Was this a Malawi success story or a multinational company success story?
As global optimism in Africa is hyped, Africa’s land is being grabbed by “investors”. Investors from China and Europe are busy buying land in Kenya and putting up “Chinese only” and “European only” real estate.
As elegant edifices mushroom in Nairobi and its environs, where is the revenue accrued heading? Won’t we wake up one day and find ourselves legally landless and at the mercy of the so called “investors”?
What will happen 20 years from now when our children find themselves landless? Isn’t this a prescription for a revolution and civil war? Saudi Arabian investors have reportedly paid US$100 million for an Ethiopian farm.
Uganda has sold 2 million acres to Egypt. Kenya is leasing out 40 000 acres to Qatar. China owns vast tracts of land in Algeria. Madagascar was in the process of leasing out a million acres to South Korea.
Millions of Africans are dying from starvation while African governments lease and sell millions of acres of land to feed populations in China, Saudi Arabia, South Korea and Qatar, among others.

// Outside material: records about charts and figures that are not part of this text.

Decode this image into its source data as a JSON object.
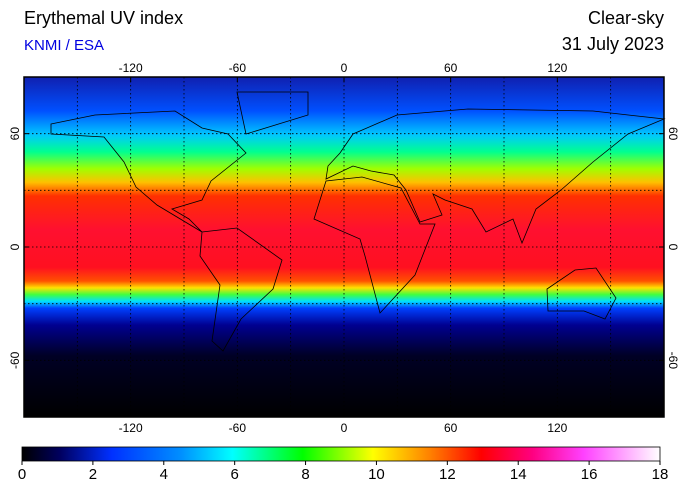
{
  "header": {
    "title": "Erythemal UV index",
    "subtitle": "KNMI / ESA",
    "condition": "Clear-sky",
    "date": "31 July 2023"
  },
  "map": {
    "lonlim": [
      -180,
      180
    ],
    "latlim": [
      -90,
      90
    ],
    "lon_ticks": [
      -120,
      -60,
      0,
      60,
      120
    ],
    "lat_ticks": [
      60,
      0,
      -60
    ],
    "grid_lon": [
      -150,
      -120,
      -90,
      -60,
      -30,
      0,
      30,
      60,
      90,
      120,
      150
    ],
    "grid_lat": [
      60,
      30,
      0,
      -30,
      -60
    ]
  },
  "colorbar": {
    "lim": [
      0,
      18
    ],
    "ticks": [
      0,
      2,
      4,
      6,
      8,
      10,
      12,
      14,
      16,
      18
    ]
  }
}
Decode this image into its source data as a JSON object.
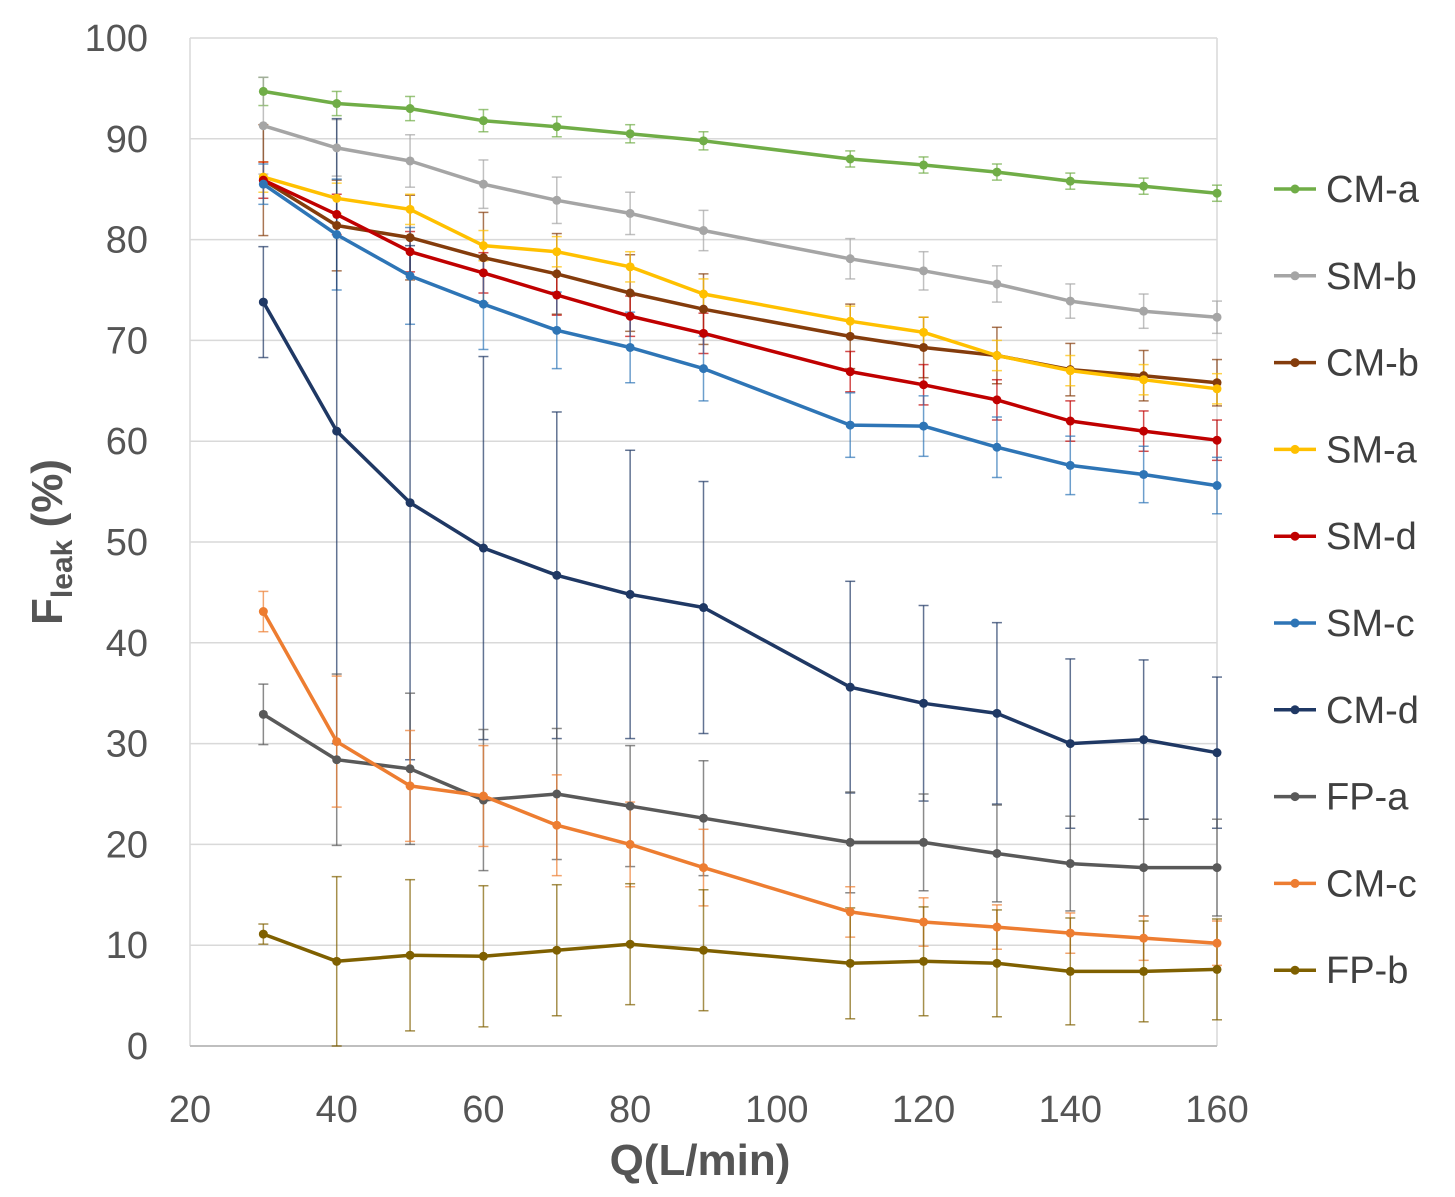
{
  "chart_data": {
    "type": "line",
    "xlabel": "Q(L/min)",
    "ylabel_main": "F",
    "ylabel_sub": "leak",
    "ylabel_suffix": " (%)",
    "xlim": [
      20,
      160
    ],
    "ylim": [
      0,
      100
    ],
    "xticks": [
      20,
      40,
      60,
      80,
      100,
      120,
      140,
      160
    ],
    "yticks": [
      0,
      10,
      20,
      30,
      40,
      50,
      60,
      70,
      80,
      90,
      100
    ],
    "grid": true,
    "legend_position": "right",
    "x": [
      30,
      40,
      50,
      60,
      70,
      80,
      90,
      110,
      120,
      130,
      140,
      150,
      160
    ],
    "series": [
      {
        "name": "CM-a",
        "color": "#70ad47",
        "values": [
          94.7,
          93.5,
          93.0,
          91.8,
          91.2,
          90.5,
          89.8,
          88.0,
          87.4,
          86.7,
          85.8,
          85.3,
          84.6
        ],
        "errors": [
          1.4,
          1.2,
          1.2,
          1.1,
          1.0,
          0.9,
          0.9,
          0.8,
          0.8,
          0.8,
          0.8,
          0.8,
          0.8
        ]
      },
      {
        "name": "SM-b",
        "color": "#a5a5a5",
        "values": [
          91.3,
          89.1,
          87.8,
          85.5,
          83.9,
          82.6,
          80.9,
          78.1,
          76.9,
          75.6,
          73.9,
          72.9,
          72.3
        ],
        "errors": [
          4.8,
          2.8,
          2.6,
          2.4,
          2.3,
          2.1,
          2.0,
          2.0,
          1.9,
          1.8,
          1.7,
          1.7,
          1.6
        ]
      },
      {
        "name": "CM-b",
        "color": "#843c0c",
        "values": [
          85.9,
          81.4,
          80.2,
          78.2,
          76.6,
          74.7,
          73.1,
          70.4,
          69.3,
          68.5,
          67.1,
          66.5,
          65.8
        ],
        "errors": [
          5.5,
          4.5,
          4.2,
          4.5,
          4.0,
          3.8,
          3.5,
          3.2,
          3.0,
          2.8,
          2.6,
          2.5,
          2.3
        ]
      },
      {
        "name": "SM-a",
        "color": "#ffc000",
        "values": [
          86.2,
          84.1,
          83.0,
          79.4,
          78.8,
          77.3,
          74.6,
          71.9,
          70.8,
          68.5,
          67.0,
          66.1,
          65.2
        ],
        "errors": [
          1.5,
          1.5,
          1.5,
          1.5,
          1.5,
          1.5,
          1.5,
          1.5,
          1.5,
          1.5,
          1.5,
          1.5,
          1.5
        ]
      },
      {
        "name": "SM-d",
        "color": "#c00000",
        "values": [
          85.9,
          82.5,
          78.8,
          76.7,
          74.5,
          72.4,
          70.7,
          66.9,
          65.6,
          64.1,
          62.0,
          61.0,
          60.1
        ],
        "errors": [
          1.8,
          2.0,
          2.0,
          2.0,
          2.0,
          2.0,
          2.0,
          2.0,
          2.0,
          2.0,
          2.0,
          2.0,
          2.0
        ]
      },
      {
        "name": "SM-c",
        "color": "#2e75b6",
        "values": [
          85.5,
          80.5,
          76.4,
          73.6,
          71.0,
          69.3,
          67.2,
          61.6,
          61.5,
          59.4,
          57.6,
          56.7,
          55.6
        ],
        "errors": [
          2.0,
          5.5,
          4.8,
          4.5,
          3.8,
          3.5,
          3.2,
          3.2,
          3.0,
          3.0,
          2.9,
          2.8,
          2.8
        ]
      },
      {
        "name": "CM-d",
        "color": "#1f3864",
        "values": [
          73.8,
          61.0,
          53.9,
          49.4,
          46.7,
          44.8,
          43.5,
          35.6,
          34.0,
          33.0,
          30.0,
          30.4,
          29.1
        ],
        "errors": [
          5.5,
          31.0,
          25.5,
          19.0,
          16.2,
          14.3,
          12.5,
          10.5,
          9.7,
          9.0,
          8.4,
          7.9,
          7.5
        ]
      },
      {
        "name": "FP-a",
        "color": "#595959",
        "values": [
          32.9,
          28.4,
          27.5,
          24.4,
          25.0,
          23.8,
          22.6,
          20.2,
          20.2,
          19.1,
          18.1,
          17.7,
          17.7
        ],
        "errors": [
          3.0,
          8.5,
          7.5,
          7.0,
          6.5,
          6.0,
          5.7,
          5.0,
          4.8,
          4.8,
          4.7,
          4.8,
          4.8
        ]
      },
      {
        "name": "CM-c",
        "color": "#ed7d31",
        "values": [
          43.1,
          30.2,
          25.8,
          24.8,
          21.9,
          20.0,
          17.7,
          13.3,
          12.3,
          11.8,
          11.2,
          10.7,
          10.2
        ],
        "errors": [
          2.0,
          6.5,
          5.5,
          5.0,
          5.0,
          4.2,
          3.8,
          2.5,
          2.4,
          2.2,
          2.0,
          2.2,
          2.2
        ]
      },
      {
        "name": "FP-b",
        "color": "#7f6000",
        "values": [
          11.1,
          8.4,
          9.0,
          8.9,
          9.5,
          10.1,
          9.5,
          8.2,
          8.4,
          8.2,
          7.4,
          7.4,
          7.6
        ],
        "errors": [
          1.0,
          8.4,
          7.5,
          7.0,
          6.5,
          6.0,
          6.0,
          5.5,
          5.4,
          5.3,
          5.3,
          5.0,
          5.0
        ]
      }
    ]
  }
}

Africa is busy working on internet connectivity. In fact, growth in Africa’s Internet and Broadband sector has accelerated. By December 31 2011, Africa had 139 875 242 internet users and 37 739 380 people who had subscribed to Facebook. As we consume this service, do we ever question who is controlling the internet?

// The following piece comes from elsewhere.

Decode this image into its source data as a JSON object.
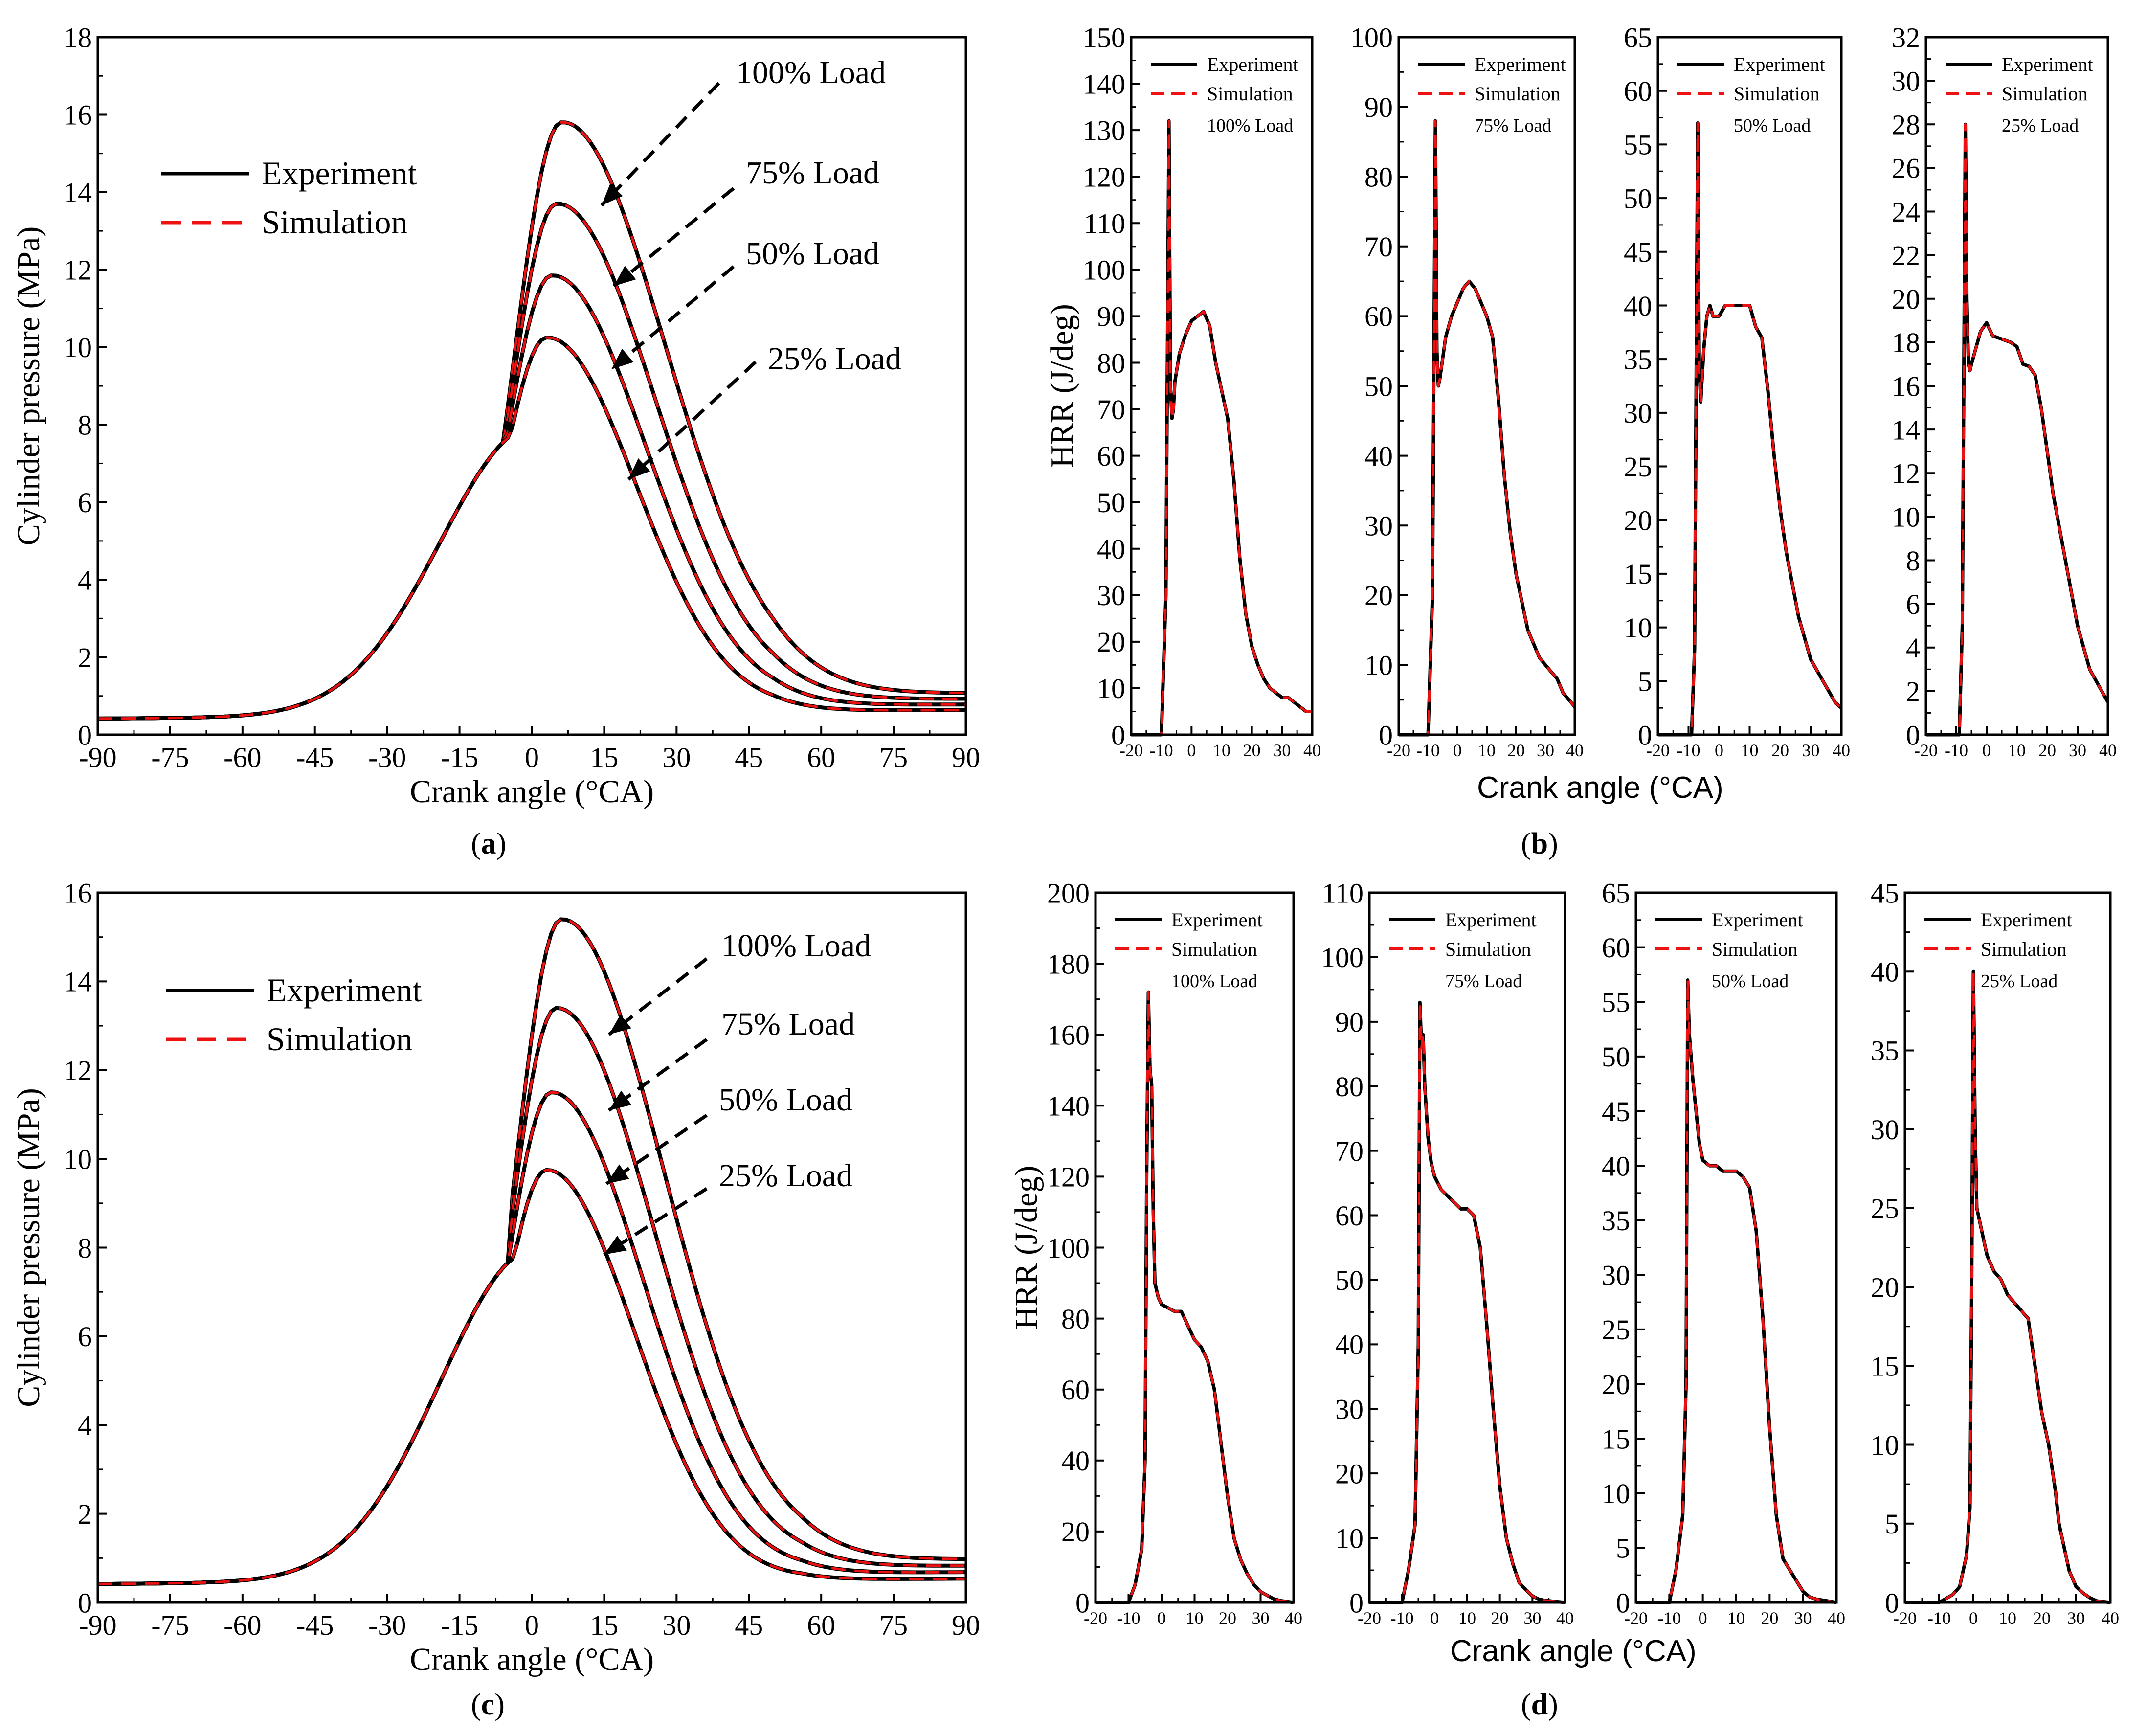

What would happen if the Internet Corporation for Assigned Names and Numbers (ICANN), which basically holds the keys for any person or business hoping to turn up in search results on the Internet, gave a blackout to the continent? As more computers are dumped into the continent, who is the ultimate beneficiary?
Africa, a continent that carries 25 percent of the world’s diseases, is dependent on multinational “investors” for medical supplies. It imports around 70 percent of its pharmaceutical needs from abroad. Two thirds of global value of pharmaceutical products are produced in five countries; USA, Japan, France, Germany and the UK. In the banking sector, more than half of countries in Africa have a banking market with either a dominant or a significant share of foreign-owned financial institutions. The continent spends more money servicing its debt, in other words, paying interest to outsiders, than it spends on infrastructural development.
On the natural resources front, none of the natural resources Africa is blessed with is under African control.
While African countries like Nigeria, Angola, the Democratic Republic of the Congo, Gabon, Libya, and Equatorial Guinea, among others, possess oil in abundance, they don’t have the capacity to discover oil; drill for the oil; refine the oil; transport the oil to the destination where it would be refined; repair existing refineries or have the vessel to transport the oil back to Africa for consumption. Africa should not celebrate the “. . . billion reasons to believe in Africa” craze while the continent is owned stock and barrel by other people.
We cannot talk of a thriving economy when we are mere consumers and passive.
Before we celebrate Coke’s penetration to most parts of Africa, we ought to ask why we are dying of preventable and treatable diseases; why essential medicines cannot be accessed in African households; why we don’t benefit from our rich natural resources; why we are not in control of our economies; why we are food insecure in spite of a good climate; why it is easier to fly to other continents but not our own; why intra-Africa exchange of goods and services is low and why there is no African homegrown brand that the world can celebrate. — African Executive
Dr Mary Kinyanjui is a lecturer at the Institute of Development Studies, University of Nairobi.